Kidding everyone, Trump announced steel and aluminum tariffs of 25 and 10 percent respectively late last week while Xi’s top economic adviser, Liu He, at the White House to ease US-China trade tensions Were meeting with Trump’s economic team. Trump’s tariffs would clearly undermine those efforts.

But while China is the world’s largest steel producer, it provides only 2 percent of US steel imports, and Beijing criticized Trump’s move only in a muted tone. Far more striking was the outrage expressed by Canada (America’s largest foreign supplier of steel and aluminum) and America’s allies in Europe, who promised retaliation. Administration officials have since clarified that the tariffs will apply to all countries, although they raised the possibility that companies may seek exemptions for some products.

In response, European Commission President Jean-Claude Juncker promised that Europe would impose tariffs “on Harley-Davidsons, bourbon and blue jeans – Levi’s”, while a leading Canadian trade expert suggested that his country target the wine. Is. However, more sinister than the tit-for-tat description, has wider implications.

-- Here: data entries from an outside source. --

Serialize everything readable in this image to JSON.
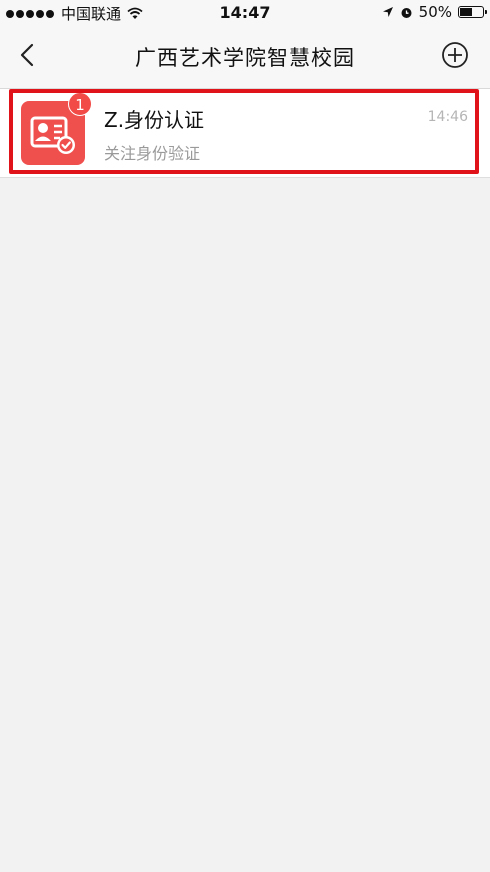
{
  "status_bar": {
    "carrier": "中国联通",
    "time": "14:47",
    "battery_percent": "50%"
  },
  "nav": {
    "title": "广西艺术学院智慧校园"
  },
  "conversations": [
    {
      "title": "Z.身份认证",
      "subtitle": "关注身份验证",
      "time": "14:46",
      "badge": "1",
      "icon": "id-card-verified-icon",
      "icon_color": "#ef4f4d"
    }
  ],
  "colors": {
    "highlight": "#e0131b",
    "badge": "#f24a46"
  }
}
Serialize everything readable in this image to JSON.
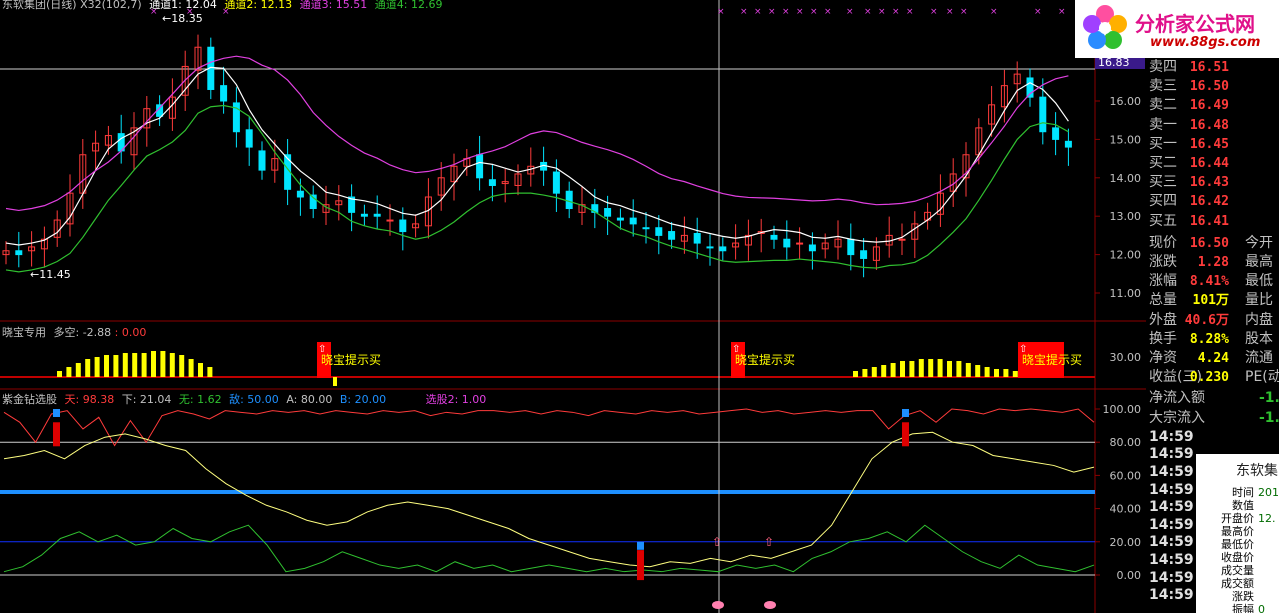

“With this,” said Bernd Lang, a German Social Democrat who runs the European Parliament’s trade committee, “there has come a declaration of war. They [the United States] There’s a business business model that dates back 200 years.”

Trump’s move shook stocks, reflecting investor concerns about the direction US policy was headed. Finally, the steel and aluminum tariffs came after Trump indicated in late January that he would begin implementing his “America First” trade policy by lowering tariffs on solar panels and washing machines, which not only affect Chinese and South Asian countries, but also China. Affects Korean manufacturers, but also those in need. Canada, Mexico and Europe.

Together, all these developments force the uneasy question of whether, as global power’s tectonic plates shift, Beijing is poised to exert more influence in its territory and at the expense of Washington, which, unlike Beijing, I don’t understand what is at stake.